WHO NEEDS THIS SERVICE?
There are several organizational scenarios where my services could help create and preserve an environment where relational and emotional health thrives
Do any of these scenarios apply to your organization?
When relational and emotional health is an organizational value
Some organizations highly value the relational and emotional health of their people. They know that organizational health significantly impacts their ability to achieve their mission and compete in the marketplace. Therefore, these organizations want to monitor and nurture employee relational and emotional health. Some have invested in employee engagement monitoring tools but want to be certain those tools are providing accurate feedback. Some want help detecting and addressing problems before they get out of hand or regularly reinforcing the resiliency and teamwork of their people.
When a problem is suspected
Sometimes organizations suspect that there is a problem with the relational and emotional health of their people, but they’re not sure how to look for it or what to do about it if they find it. Most leaders have limited visibility into the depths of their organizations, even if they have good tools and great interpersonal skills - it’s hard enough to understand the depths of one individual much less an entire organization. Until the issue becomes a crisis, it often remains hidden from even the most perceptive leaders. At that point, it is far more costly and difficult to address.
When a problem is known
Some organizations know they have serious problems that need to be addressed. It could be deteriorating morale among employees. Perhaps certain departments are underperforming or lacking in teamwork. There is conflict between peers or hostility between leaders and followers. Maybe it is proving difficult to recruit and keep good people. Absenteeism is rising and employee health declining. Human resources is seeing an increase in employee complaints. And the list goes on…

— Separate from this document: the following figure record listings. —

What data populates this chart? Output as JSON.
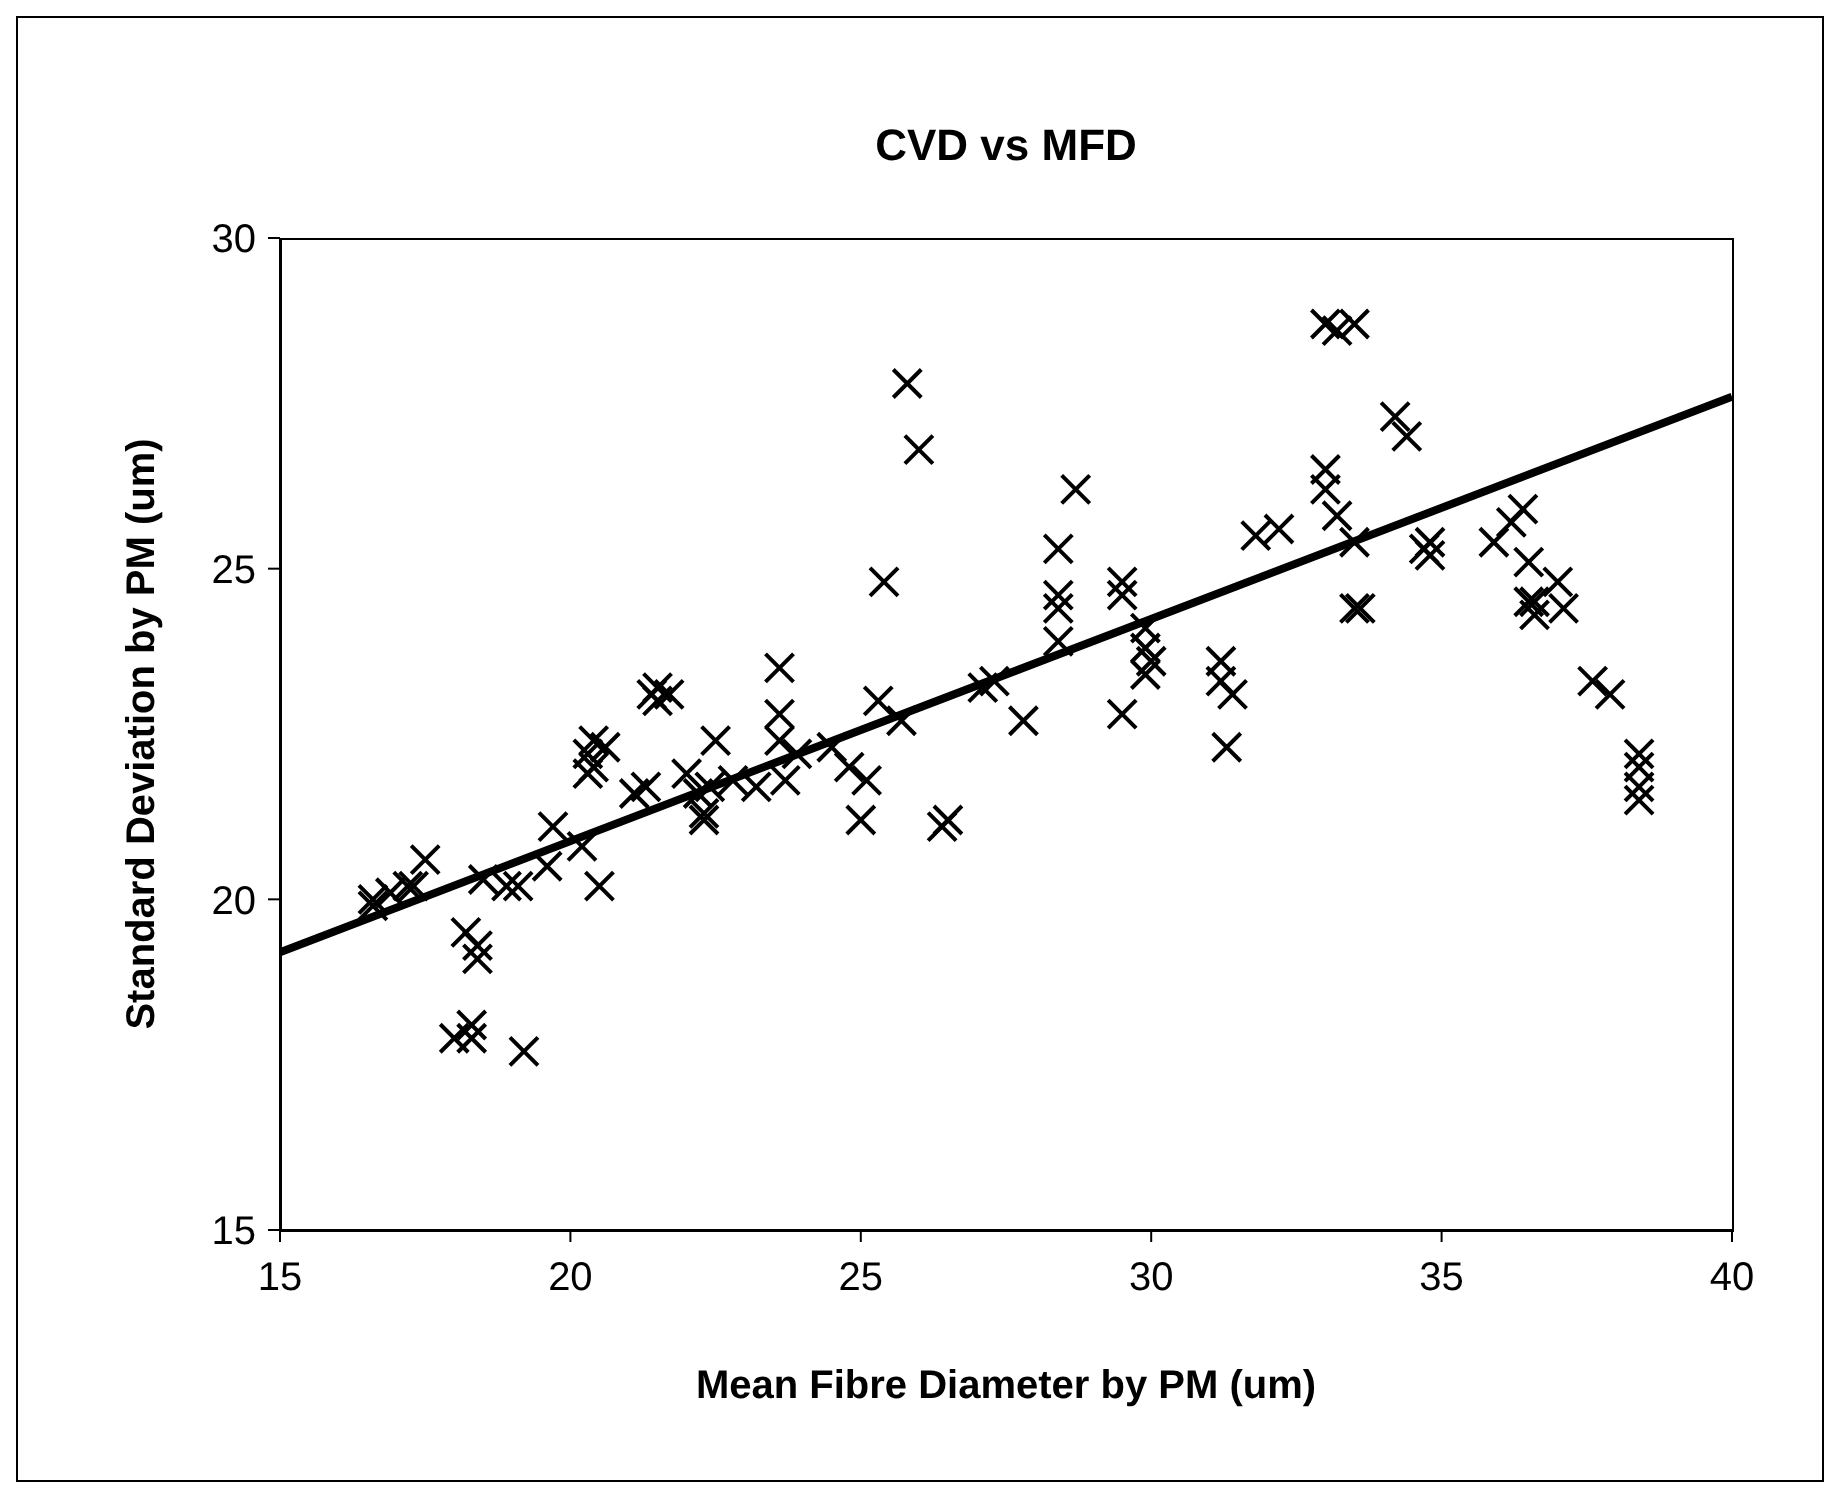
{
  "chart_data": {
    "type": "scatter",
    "title": "CVD vs MFD",
    "xlabel": "Mean Fibre Diameter by PM (um)",
    "ylabel": "Standard Deviation by PM (um)",
    "xlim": [
      15,
      40
    ],
    "xticks": [
      15,
      20,
      25,
      30,
      35,
      40
    ],
    "ylim": [
      15,
      30
    ],
    "yticks": [
      15,
      20,
      25,
      30
    ],
    "grid": false,
    "legend": false,
    "marker": "cross",
    "series": [
      {
        "color": "#000000",
        "x": [
          16.6,
          16.6,
          16.9,
          17.2,
          17.3,
          17.5,
          18.0,
          18.3,
          18.3,
          18.2,
          18.4,
          18.4,
          18.5,
          18.9,
          19.1,
          19.2,
          19.6,
          19.7,
          20.2,
          20.3,
          20.3,
          20.4,
          20.4,
          20.5,
          20.6,
          21.1,
          21.3,
          21.4,
          21.5,
          21.5,
          21.7,
          22.0,
          22.2,
          22.3,
          22.3,
          22.5,
          22.4,
          22.8,
          23.2,
          23.6,
          23.6,
          23.6,
          23.7,
          23.9,
          24.5,
          24.8,
          25.0,
          25.1,
          25.3,
          25.4,
          25.7,
          25.8,
          26.0,
          26.4,
          26.5,
          27.1,
          27.3,
          27.8,
          28.4,
          28.4,
          28.4,
          28.4,
          28.7,
          29.5,
          29.5,
          29.5,
          29.9,
          29.9,
          29.9,
          30.0,
          31.2,
          31.2,
          31.3,
          31.4,
          31.8,
          32.2,
          33.0,
          33.0,
          33.0,
          33.2,
          33.2,
          33.5,
          33.5,
          33.5,
          33.6,
          34.2,
          34.4,
          34.7,
          34.8,
          34.8,
          35.9,
          36.2,
          36.4,
          36.5,
          36.5,
          36.6,
          36.6,
          37.0,
          37.1,
          37.6,
          37.9,
          38.4,
          38.4,
          38.4,
          38.4
        ],
        "values": [
          20.0,
          19.9,
          20.1,
          20.2,
          20.2,
          20.6,
          17.9,
          18.1,
          17.9,
          19.5,
          19.1,
          19.3,
          20.3,
          20.2,
          20.2,
          17.7,
          20.5,
          21.1,
          20.8,
          22.2,
          21.9,
          22.4,
          22.0,
          20.2,
          22.3,
          21.6,
          21.7,
          23.1,
          23.0,
          23.2,
          23.1,
          21.9,
          21.6,
          21.3,
          21.2,
          22.4,
          21.7,
          21.8,
          21.7,
          23.5,
          22.8,
          22.4,
          21.8,
          22.2,
          22.3,
          22.0,
          21.2,
          21.8,
          23.0,
          24.8,
          22.7,
          27.8,
          26.8,
          21.1,
          21.2,
          23.2,
          23.3,
          22.7,
          25.3,
          24.6,
          24.4,
          23.9,
          26.2,
          24.8,
          24.6,
          22.8,
          23.8,
          23.4,
          24.1,
          23.6,
          23.6,
          23.3,
          22.3,
          23.1,
          25.5,
          25.6,
          28.7,
          26.5,
          26.2,
          28.6,
          25.8,
          28.7,
          24.4,
          25.4,
          24.4,
          27.3,
          27.0,
          25.3,
          25.2,
          25.4,
          25.4,
          25.7,
          25.9,
          25.1,
          24.5,
          24.3,
          24.5,
          24.8,
          24.4,
          23.3,
          23.1,
          22.2,
          22.0,
          21.7,
          21.5
        ]
      },
      {
        "type": "line",
        "color": "#000000",
        "marker": "none",
        "x": [
          15,
          40
        ],
        "values": [
          19.2,
          27.6
        ]
      }
    ]
  }
}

When faced with known relational and emotional health problems in the organization, executives face several problems. First, analyzing and addressing this degree of dysfunction is a specialized skill. Though leaders are always a critical part of the solution, many lack this type of expertise and need expert assistance. Second, even when leaders do have this training and experience, they do not have the time to devote the kind of focus it takes to restore health. Finally, in many cases leaders lack credibility with the dysfunctional members of their organizations. This may not be fair, but it will seriously impede a leader’s ability to heal the organization - someone from outside the organization must help.
When the organization is experiencing stress
Organizations are much like individuals in that they can become stressed under certain circumstances and this can lead to dysfunction. There are various things that can stress an organization. Perhaps new leadership is being installed or a family succession in process. Maybe the organization is preparing for a merger or a downsizing. There might be a critical project coming up with high stakes and high expectations. The organization might be planning to implement a major change management process, or a new vision casting or culture development initiative. All of these can stress an organization.
Furthermore, when an organization is overly stressed, people do not tend to receive and process new ideas, vision, or directives. This can mean that much of the money, time, and effort put into an initiative is wasted. When stress leads to dysfunction, the organization experiences reductions in productivity, retention, profitability, and other vital metrics.
The good news is that often these stressors are predictable. This provides an opportunity for the organization to reinforce the relational and emotional health of its people ahead of time.